Il s’agissait d’un projet d’infrastructure global. Ces tunnels servaient de canaux de transmission d’énergie et de laboratoires à une force qui considérait la Terre comme une ressource plutôt que comme un foyer.

Le système circulatoire des enfers

Les tunnels mènent aux endroits où les anomalies magnétiques sont les plus fortes. Ils mènent à Gizeh, à Puma Punku et à Göbekli Tepe. Ils constituent le réseau de transport du monde antique. Ces passages relient les centrales électriques en surface aux habitations souterraines. Lorsque nous observons les ruines à la surface, nous n’apercevons que le porche de la maison. Le véritable foyer se trouve à des kilomètres sous nos pieds.

Cette infrastructure n’est pas détruite. La phosphorescence verdâtre et les engins électromagnétiques suggèrent que les systèmes sont encore opérationnels dans certains secteurs.

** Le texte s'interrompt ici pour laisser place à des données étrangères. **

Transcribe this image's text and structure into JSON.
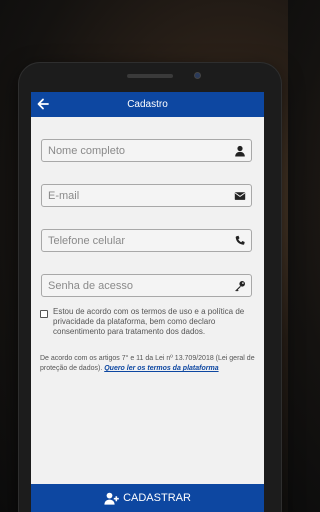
{
  "appbar": {
    "title": "Cadastro"
  },
  "form": {
    "name": {
      "placeholder": "Nome completo",
      "value": ""
    },
    "email": {
      "placeholder": "E-mail",
      "value": ""
    },
    "phone": {
      "placeholder": "Telefone celular",
      "value": ""
    },
    "password": {
      "placeholder": "Senha de acesso",
      "value": ""
    }
  },
  "terms": {
    "checked": false,
    "text": "Estou de acordo com os termos de uso e a política de privacidade da plataforma, bem como declaro consentimento para tratamento dos dados."
  },
  "legal": {
    "text": "De acordo com os artigos 7° e 11 da Lei nº 13.709/2018 (Lei geral de proteção de dados). ",
    "link": "Quero ler os termos da plataforma"
  },
  "submit": {
    "label": "CADASTRAR"
  },
  "colors": {
    "primary": "#0d47a1",
    "background": "#f1f1f1"
  },
  "icons": [
    "arrow-left-icon",
    "user-icon",
    "envelope-icon",
    "phone-icon",
    "key-icon",
    "user-plus-icon"
  ]
}
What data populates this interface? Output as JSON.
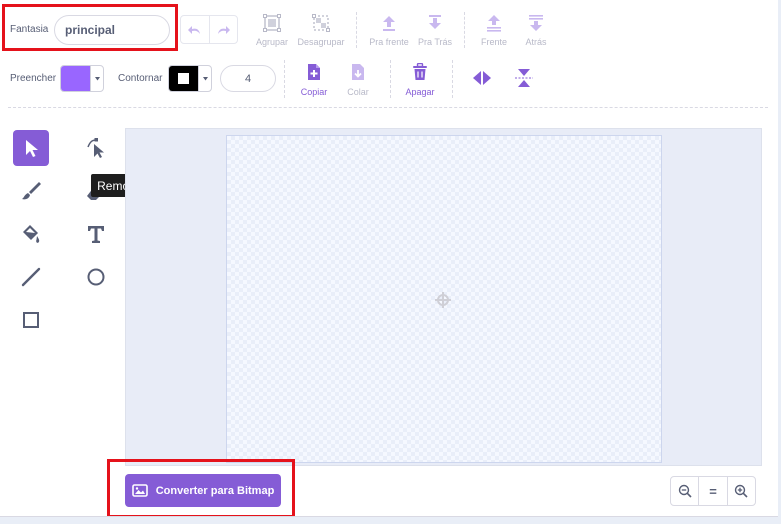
{
  "costume": {
    "label": "Fantasia",
    "name_value": "principal"
  },
  "toolbar_row1": {
    "group": "Agrupar",
    "ungroup": "Desagrupar",
    "forward": "Pra frente",
    "backward": "Pra Trás",
    "front": "Frente",
    "back": "Atrás"
  },
  "toolbar_row2": {
    "fill_label": "Preencher",
    "fill_color": "#9966ff",
    "outline_label": "Contornar",
    "outline_width": "4",
    "copy": "Copiar",
    "paste": "Colar",
    "delete": "Apagar"
  },
  "tooltip": {
    "text": "Remodelar"
  },
  "bottom": {
    "convert_button": "Converter para Bitmap",
    "zoom_reset": "="
  },
  "colors": {
    "accent": "#855cd6",
    "highlight": "#e5121b",
    "disabled": "#b8b9c8"
  }
}
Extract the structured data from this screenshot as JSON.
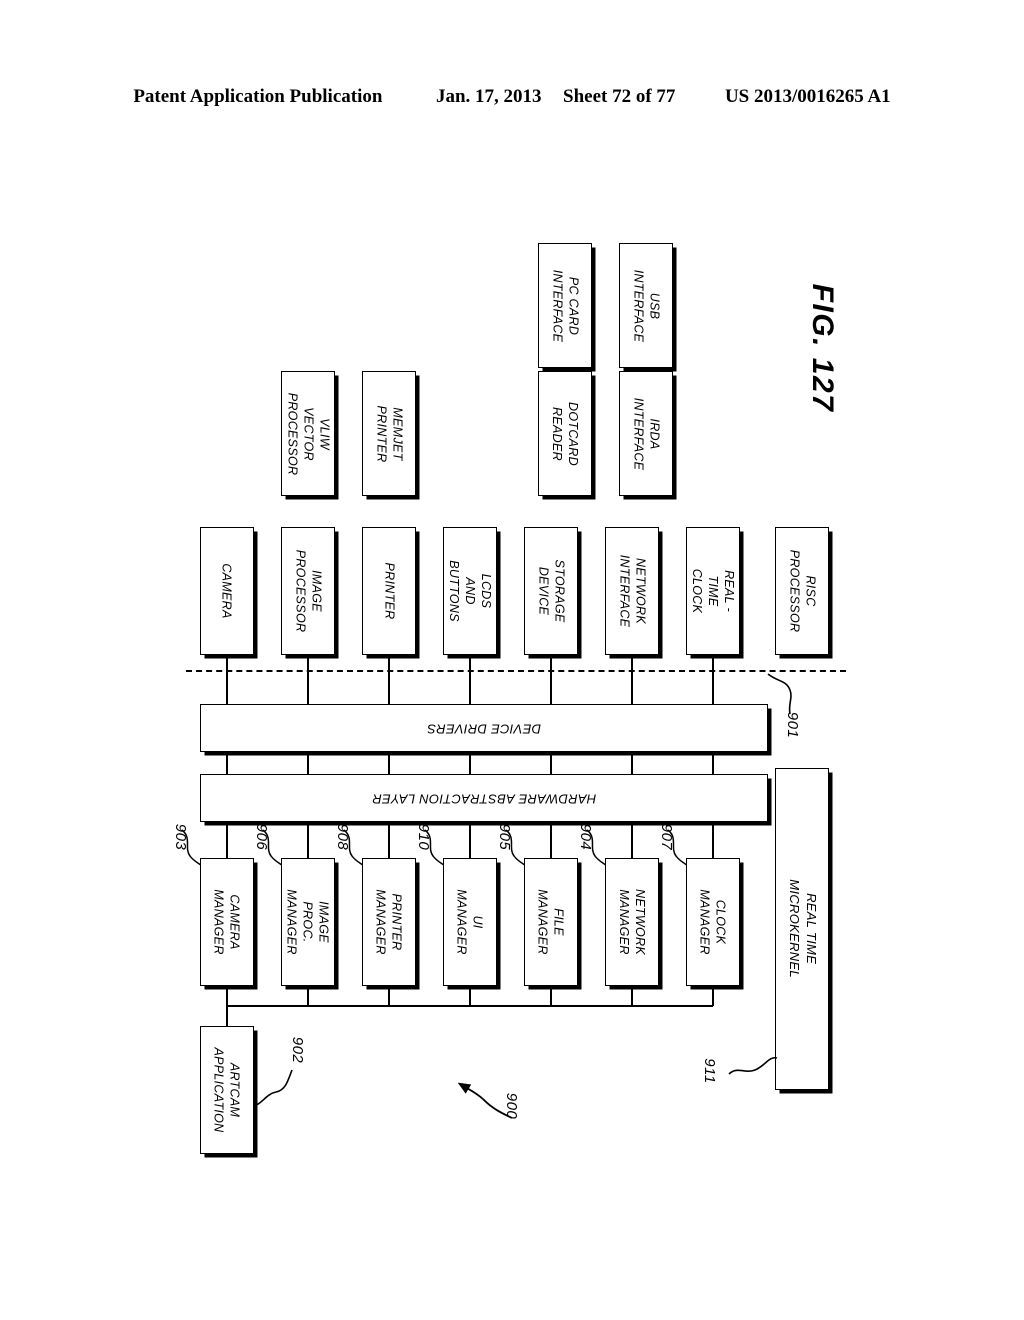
{
  "header": {
    "publication": "Patent Application Publication",
    "date": "Jan. 17, 2013",
    "sheet": "Sheet 72 of 77",
    "docnum": "US 2013/0016265 A1"
  },
  "figure": {
    "caption": "FIG. 127",
    "system_ref": "900"
  },
  "device_row": [
    {
      "label": "CAMERA"
    },
    {
      "label": "IMAGE\nPROCESSOR"
    },
    {
      "label": "PRINTER"
    },
    {
      "label": "LCDS AND\nBUTTONS"
    },
    {
      "label": "STORAGE\nDEVICE"
    },
    {
      "label": "NETWORK\nINTERFACE"
    },
    {
      "label": "REAL -TIME\nCLOCK"
    },
    {
      "label": "RISC\nPROCESSOR"
    }
  ],
  "peripheral_row_1": [
    {
      "label": "VLIW VECTOR\nPROCESSOR"
    },
    {
      "label": "MEMJET\nPRINTER"
    },
    {
      "label": "DOTCARD\nREADER"
    },
    {
      "label": "IRDA\nINTERFACE"
    }
  ],
  "peripheral_row_2": [
    {
      "label": "PC CARD\nINTERFACE"
    },
    {
      "label": "USB\nINTERFACE"
    }
  ],
  "layers": {
    "device_drivers": {
      "label": "DEVICE DRIVERS",
      "ref": "901"
    },
    "hal": {
      "label": "HARDWARE ABSTRACTION LAYER"
    }
  },
  "managers": [
    {
      "label": "CAMERA\nMANAGER",
      "ref": "903"
    },
    {
      "label": "IMAGE PROC.\nMANAGER",
      "ref": "906"
    },
    {
      "label": "PRINTER\nMANAGER",
      "ref": "908"
    },
    {
      "label": "UI\nMANAGER",
      "ref": "910"
    },
    {
      "label": "FILE\nMANAGER",
      "ref": "905"
    },
    {
      "label": "NETWORK\nMANAGER",
      "ref": "904"
    },
    {
      "label": "CLOCK\nMANAGER",
      "ref": "907"
    }
  ],
  "application": {
    "label": "ARTCAM\nAPPLICATION",
    "ref": "902"
  },
  "microkernel": {
    "label": "REAL TIME MICROKERNEL",
    "ref": "911"
  }
}
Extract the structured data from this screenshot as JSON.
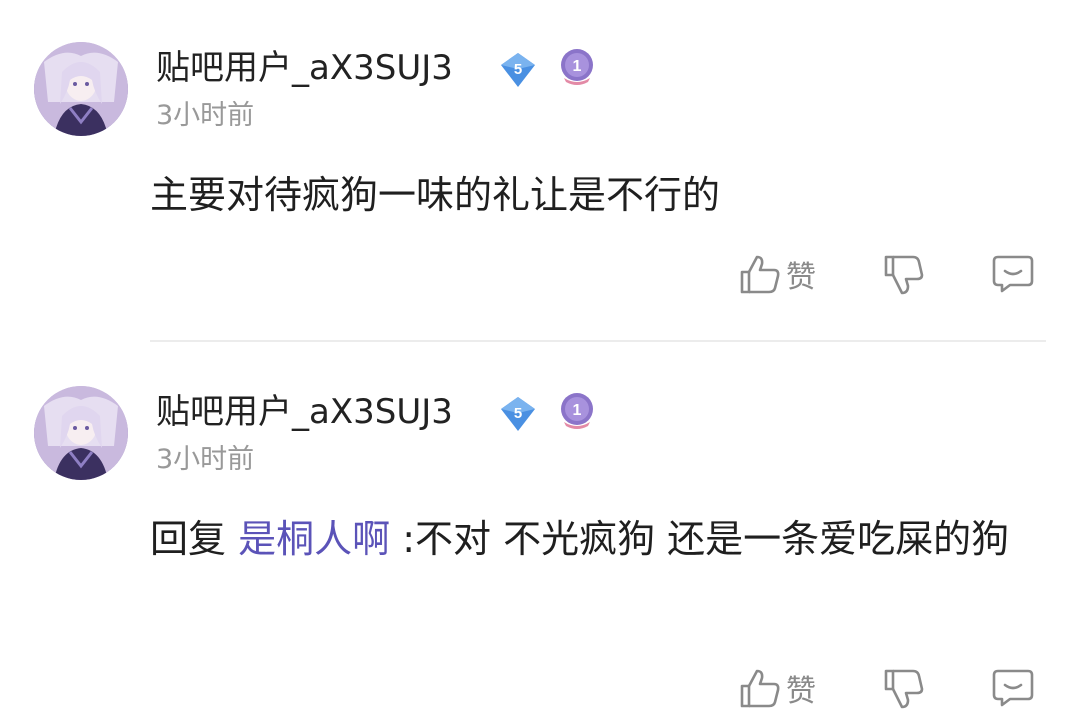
{
  "comments": [
    {
      "username": "贴吧用户_aX3SUJ3",
      "level": "5",
      "medal": "1",
      "time": "3小时前",
      "content": "主要对待疯狗一味的礼让是不行的",
      "reply_prefix": "",
      "reply_target": "",
      "reply_text": "",
      "like_label": "赞"
    },
    {
      "username": "贴吧用户_aX3SUJ3",
      "level": "5",
      "medal": "1",
      "time": "3小时前",
      "content": "",
      "reply_prefix": "回复 ",
      "reply_target": "是桐人啊",
      "reply_text": " :不对 不光疯狗 还是一条爱吃屎的狗",
      "like_label": "赞"
    }
  ],
  "colors": {
    "mention": "#5b53b8",
    "level_badge": "#4a90e2",
    "medal": "#8b74c9",
    "action_icon": "#8a8a8a"
  },
  "icons": [
    "thumbs-up-icon",
    "thumbs-down-icon",
    "reply-icon",
    "level-badge-icon",
    "medal-icon"
  ]
}
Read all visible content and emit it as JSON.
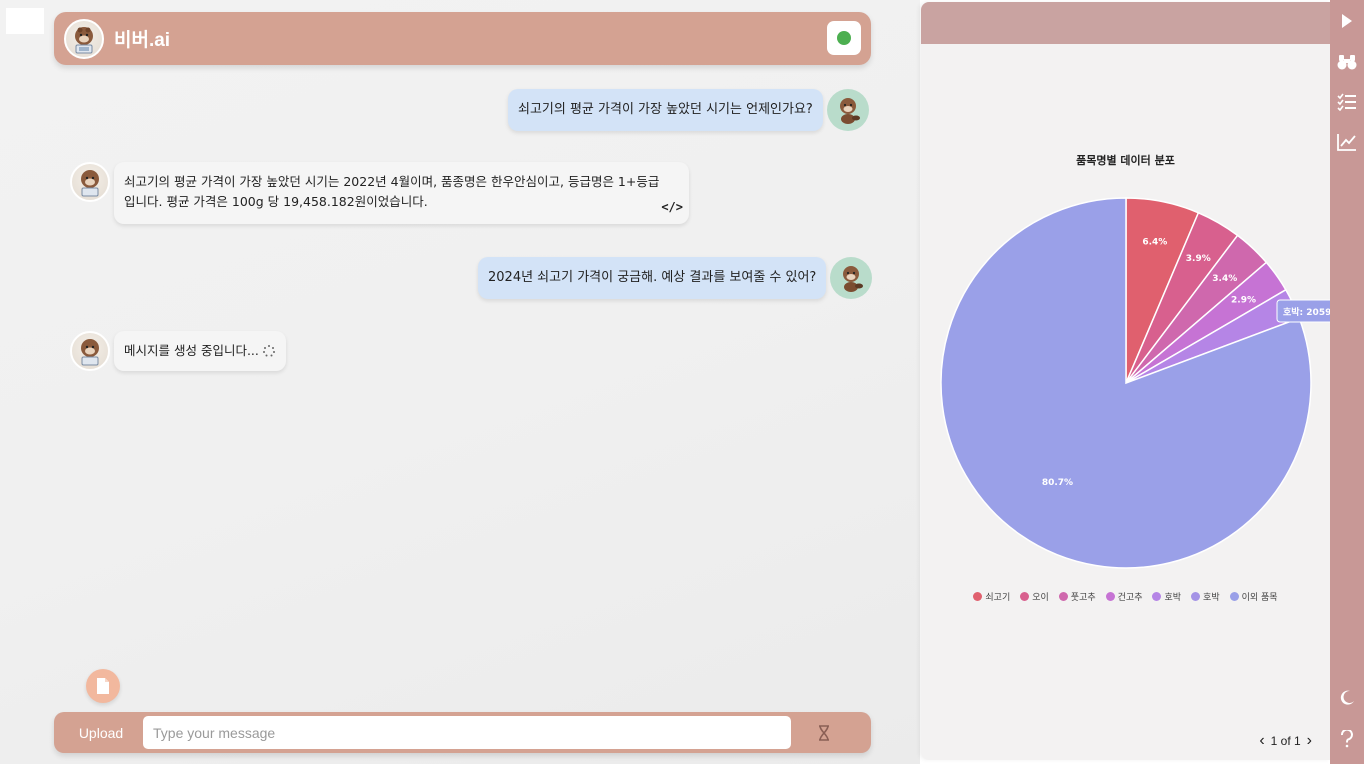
{
  "app": {
    "title": "비버.ai"
  },
  "messages": [
    {
      "role": "user",
      "text": "쇠고기의 평균 가격이 가장 높았던 시기는 언제인가요?"
    },
    {
      "role": "bot",
      "line1": "쇠고기의 평균 가격이 가장 높았던 시기는 2022년 4월이며, 품종명은 한우안심이고, 등급명은 1+등급",
      "line2": "입니다. 평균 가격은 100g 당 19,458.182원이었습니다.",
      "code_icon": "</>"
    },
    {
      "role": "user",
      "text": "2024년 쇠고기 가격이 궁금해. 예상 결과를 보여줄 수 있어?"
    },
    {
      "role": "bot",
      "text": "메시지를 생성 중입니다..."
    }
  ],
  "composer": {
    "upload_label": "Upload",
    "placeholder": "Type your message"
  },
  "colors": {
    "header": "#d4a292",
    "rail": "#c89896",
    "user_bubble": "#d3e3f7",
    "status": "#4caf50"
  },
  "chart_panel": {
    "pager_text": "1 of 1",
    "tooltip": "호박:  2059"
  },
  "chart_data": {
    "type": "pie",
    "title": "품목명별 데이터 분포",
    "slices": [
      {
        "label": "쇠고기",
        "value": 6.4,
        "color": "#e0606e",
        "data_label": "6.4%"
      },
      {
        "label": "오이",
        "value": 3.9,
        "color": "#d8608e",
        "data_label": "3.9%"
      },
      {
        "label": "풋고추",
        "value": 3.4,
        "color": "#cf68ad",
        "data_label": "3.4%"
      },
      {
        "label": "건고추",
        "value": 2.9,
        "color": "#c673d4",
        "data_label": "2.9%"
      },
      {
        "label": "호박",
        "value": 2.7,
        "color": "#b585e6",
        "data_label": ""
      },
      {
        "label": "호박",
        "value": 0.0,
        "color": "#a493e6",
        "data_label": ""
      },
      {
        "label": "이외 품목",
        "value": 80.7,
        "color": "#9aa0e8",
        "data_label": "80.7%"
      }
    ],
    "legend_position": "bottom"
  },
  "icons": {
    "sidebar": [
      "play-icon",
      "binoculars-icon",
      "checklist-icon",
      "line-chart-icon",
      "moon-icon",
      "help-icon"
    ]
  }
}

La civilisation d’Agarta décrite par Roerich pourrait être l’équipe de maintenance restée sur place. Gardiens du système, ils attendent dans l’ombre tandis que les gens du monde extérieur se disputent les miettes à la surface. Ils savent que les tunnels sont la seule chose qui survivra à la prochaine catastrophe planétaire.

Résidu du Vide

La question principale n’est pas de savoir où mènent ces tunnels, mais qui les utilise actuellement.

Les expéditions militaires en Antarctique et les niveaux classifiés de l’aéroport de Denver laissent penser qu’une partie de l’élite humaine a déjà été intégrée au réseau. Ils ont troqué leur autonomie à la surface contre une place dans le bunker. Le reste d’entre nous est laissé à l’abandon sur la surface de la planète, ignorant que le sol sous nos pieds est une coquille vide hantée par les fantômes d’une intelligence supérieure.

Chaque fois que la terre tremble sans séisme, un soupçon persiste. On s’interroge sur les sous-marins disparus et les momies perdues par le Smithsonian. La vérité est entre les mains de ceux qui occupent les couloirs ancestraux. Ils ont trouvé les clés du système de transit et refusent d’en partager le chemin. La terre n’est pas solide. C’est un couvercle. Et ce couvercle commence à trembler.